We Obey No One

One of the problems with writing a blog that is read by anyone you know is the danger that they will take some of what is said personally and get offended. Even something as seemingly innocuous as the previous sentence.

On the whole it's safe to say that I am never referring to anyone in particular when I write (unless I specifically mention someone) and do try to stick to the rule of "hating it when people do such and such" rather than "hating people who do such and such" - big difference. I can't pretend I always stick to it, but then I'm only human. Bearing that in mind, everything I write should be taken with a pinch of "present company excepted".

The reason I bring this up is that I'm going to talk about what can happen to people when they become car owners and start driving. Some of my friends, family and acquaintances do have cars. I'm not having a go at people who own cars or even at the institution of car ownership. I'm commenting on the bizarre behavioural changes that seem to come over some human beings as soon as they find themselves behind the wheel of a large automobile.

Actually, I'm not even doing that yet. I seem to be commenting on how easily people take offense these days especially on the internet. But I digress.

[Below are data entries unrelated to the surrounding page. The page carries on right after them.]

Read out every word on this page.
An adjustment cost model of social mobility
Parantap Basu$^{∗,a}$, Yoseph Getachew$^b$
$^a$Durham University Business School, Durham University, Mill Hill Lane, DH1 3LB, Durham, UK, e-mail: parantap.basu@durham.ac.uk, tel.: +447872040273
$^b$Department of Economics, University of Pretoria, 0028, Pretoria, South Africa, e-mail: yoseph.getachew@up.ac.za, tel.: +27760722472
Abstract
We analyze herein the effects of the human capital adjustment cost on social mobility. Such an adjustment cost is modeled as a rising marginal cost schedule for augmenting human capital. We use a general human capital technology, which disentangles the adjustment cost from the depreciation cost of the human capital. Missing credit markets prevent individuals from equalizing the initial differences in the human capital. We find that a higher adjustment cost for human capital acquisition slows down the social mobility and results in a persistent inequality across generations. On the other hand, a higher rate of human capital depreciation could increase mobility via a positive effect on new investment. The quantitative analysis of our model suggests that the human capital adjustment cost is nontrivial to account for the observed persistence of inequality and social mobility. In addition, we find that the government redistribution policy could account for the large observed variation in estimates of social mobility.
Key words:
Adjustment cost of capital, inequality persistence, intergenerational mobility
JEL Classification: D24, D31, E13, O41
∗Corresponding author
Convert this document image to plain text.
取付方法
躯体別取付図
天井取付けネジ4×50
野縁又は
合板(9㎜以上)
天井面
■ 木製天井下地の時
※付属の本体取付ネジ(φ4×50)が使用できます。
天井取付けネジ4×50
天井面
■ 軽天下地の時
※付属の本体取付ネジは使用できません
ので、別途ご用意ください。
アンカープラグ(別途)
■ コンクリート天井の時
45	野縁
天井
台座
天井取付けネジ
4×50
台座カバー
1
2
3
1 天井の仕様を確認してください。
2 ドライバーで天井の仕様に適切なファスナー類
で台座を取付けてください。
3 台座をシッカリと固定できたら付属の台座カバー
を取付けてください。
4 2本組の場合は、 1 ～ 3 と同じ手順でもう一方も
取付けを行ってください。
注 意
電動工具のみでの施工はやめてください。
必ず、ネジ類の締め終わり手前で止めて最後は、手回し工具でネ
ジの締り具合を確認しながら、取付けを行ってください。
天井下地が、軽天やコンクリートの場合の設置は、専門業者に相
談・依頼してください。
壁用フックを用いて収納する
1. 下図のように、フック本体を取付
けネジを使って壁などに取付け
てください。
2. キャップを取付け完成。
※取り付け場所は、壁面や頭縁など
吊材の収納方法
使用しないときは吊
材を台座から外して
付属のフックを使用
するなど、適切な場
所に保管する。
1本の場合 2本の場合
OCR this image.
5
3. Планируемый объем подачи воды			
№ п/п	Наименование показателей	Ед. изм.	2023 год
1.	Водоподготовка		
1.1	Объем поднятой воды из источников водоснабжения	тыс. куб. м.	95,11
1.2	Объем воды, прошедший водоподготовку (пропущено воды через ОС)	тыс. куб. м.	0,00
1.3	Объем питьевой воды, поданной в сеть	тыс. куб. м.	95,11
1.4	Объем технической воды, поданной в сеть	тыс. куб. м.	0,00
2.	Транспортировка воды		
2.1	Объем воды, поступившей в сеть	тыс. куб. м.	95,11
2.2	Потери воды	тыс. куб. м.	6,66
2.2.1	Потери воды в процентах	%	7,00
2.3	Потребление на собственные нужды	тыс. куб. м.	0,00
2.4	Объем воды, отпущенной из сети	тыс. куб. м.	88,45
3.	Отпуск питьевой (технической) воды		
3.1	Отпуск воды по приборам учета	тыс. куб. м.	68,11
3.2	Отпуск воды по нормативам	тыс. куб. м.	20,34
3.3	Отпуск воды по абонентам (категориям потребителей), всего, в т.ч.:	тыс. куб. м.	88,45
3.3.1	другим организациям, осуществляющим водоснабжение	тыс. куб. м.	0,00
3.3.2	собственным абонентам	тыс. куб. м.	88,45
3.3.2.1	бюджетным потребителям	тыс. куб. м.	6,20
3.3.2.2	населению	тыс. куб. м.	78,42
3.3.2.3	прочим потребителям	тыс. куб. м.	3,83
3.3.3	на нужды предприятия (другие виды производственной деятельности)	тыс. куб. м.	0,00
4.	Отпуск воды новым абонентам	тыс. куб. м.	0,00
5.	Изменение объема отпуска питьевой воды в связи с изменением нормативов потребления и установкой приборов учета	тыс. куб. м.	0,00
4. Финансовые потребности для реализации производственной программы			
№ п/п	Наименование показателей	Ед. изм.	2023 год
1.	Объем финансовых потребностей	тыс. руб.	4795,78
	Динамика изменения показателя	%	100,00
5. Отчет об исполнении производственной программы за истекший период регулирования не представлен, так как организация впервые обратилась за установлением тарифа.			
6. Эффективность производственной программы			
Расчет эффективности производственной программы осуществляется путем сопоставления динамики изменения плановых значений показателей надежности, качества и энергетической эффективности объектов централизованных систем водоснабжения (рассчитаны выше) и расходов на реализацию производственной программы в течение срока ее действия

As soon as some people - climate change denying Top Gear watchers on the whole - obtain ownership of a vehicle they start acting as if they've reclaimed a fundamental human right, enshrined in the (non-existent) UK Constitution, "The Right To Drive Cars Anywhere Without Let Or Hindrance". Everything else immediately becomes secondary to this.

I already mentioned in a previous entry how the mere existence of cyclists (never mind what they're actually doing) seems to drive car owners into a state of apoplexy, but it's not just cyclists that can do this. Drivers seem to be capable of flying into a towering rage by encountering absolutely anything that isn't one hundred percent in their favour.

They're very much like internet forum members in that respect.

They also exhibit signs of extreme paranoia. Everything bad that happens to them on the road is specifically aimed at them, wicked plots masterminded by the loony left pinko enviromentalists who are determined to withhold their fundamental right to drive. The kind of losers who use public transport.

Two favourite ranting topics are Nowhere To Fucking Park and I Can't Believe This Fucking Traffic. Ironically these are directly caused by everyone else also wanting to exercise their fundamental right to drive rather than any plot by their imagined oppressors. They do it to themselves.

A man in a car (and let's face it, most of the worst offenders are usually male - must be something to do with the blend of testosterone and petrol fumes, plus the fact that the car is often a penis-substitute) quite often becomes something other than a simple human being. Man and machine acting as one, a cyborg. The sense of self expands beyond the normal confines of the fleshbody to encompass the metal shell. An insult or injury to the shell is taken personally.

They're very much like Daleks in that respect. And like Daleks they hate everything that is not them. They obey no-one. They are the superior beings. Instead of a gun they're equipped with a claxon which they direct willy nilly at their perceived inferiors. They even have a battle cry, shrieked hysterically out of wound-down windows:

"Get-Out-Of-It! Get-Out-Of-It!"

They don't even possess the Daleks' only redeeming feature - loyalty to their own. They don't stick together, no way, it's every man-machine for himself out there. The one thing a Man-Car Cyborg hates above all else is another Man-Car Cyborg.

Owning a car is the single biggest contribution anyone can make to their own carbon footprint. Underneath they know this; one of the sources of their rage is suppressed guilt. They hate themselves and they hate each other.

No wonder they scream.


Matthew Perret said…
Loved it!

Remember this?

Catmachine said…
I don't remember ever seeing that before - but its brilliant - even more relevant 60 years after it was made.